Revenues in the second quarter totaled NOK 14 billion. The 44-percent increase compared with the same quarter last year reflects strong markets and high activity in all reporting segments.
EBITDA for the three-month period was NOK 733 million. This represents an increase of 66 percent from NOK 441 million in the second quarter 2005. The quarterly EBITDA margin was 5.2 percent compared to 4.5 percent in the second quarter last year.
The second quarter order intake was NOK 15.2 billion. This brings the order backlog to a solid NOK 56 billion.
Cashflow from operating activities was NOK -169 million in the second quarter, reflecting a NOK 1.3-billion increase in net current operating assets. Cash and bank deposits at the end of June amounted to NOK 6.2 billion. The liquidity buffer, including undrawn credit facilities of NOK 2.2 billion, was a comfortable NOK 8.4 billion.
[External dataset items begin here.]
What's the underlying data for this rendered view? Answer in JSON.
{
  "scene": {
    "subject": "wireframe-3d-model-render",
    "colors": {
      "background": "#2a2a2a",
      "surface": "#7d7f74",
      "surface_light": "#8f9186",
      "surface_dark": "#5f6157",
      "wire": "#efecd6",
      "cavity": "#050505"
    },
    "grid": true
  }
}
The closing price of the Aker Kvaerner share at the end of June was NOK 584. Accordingly, the company's market capitalization was NOK 32.1 billion--an increase of NOK 9.3 billion from year-end 2005. A total of 25 million Aker Kvaerner shares were traded on the Oslo Stock Exchange during the second quarter, constituting 45 percent of total outstanding shares.
The market is still expected to be strong with attractive opportunities. With the high capacity utilization in the industry, the focus for Aker Kvaerner will be to continue to select and execute the right projects successfully.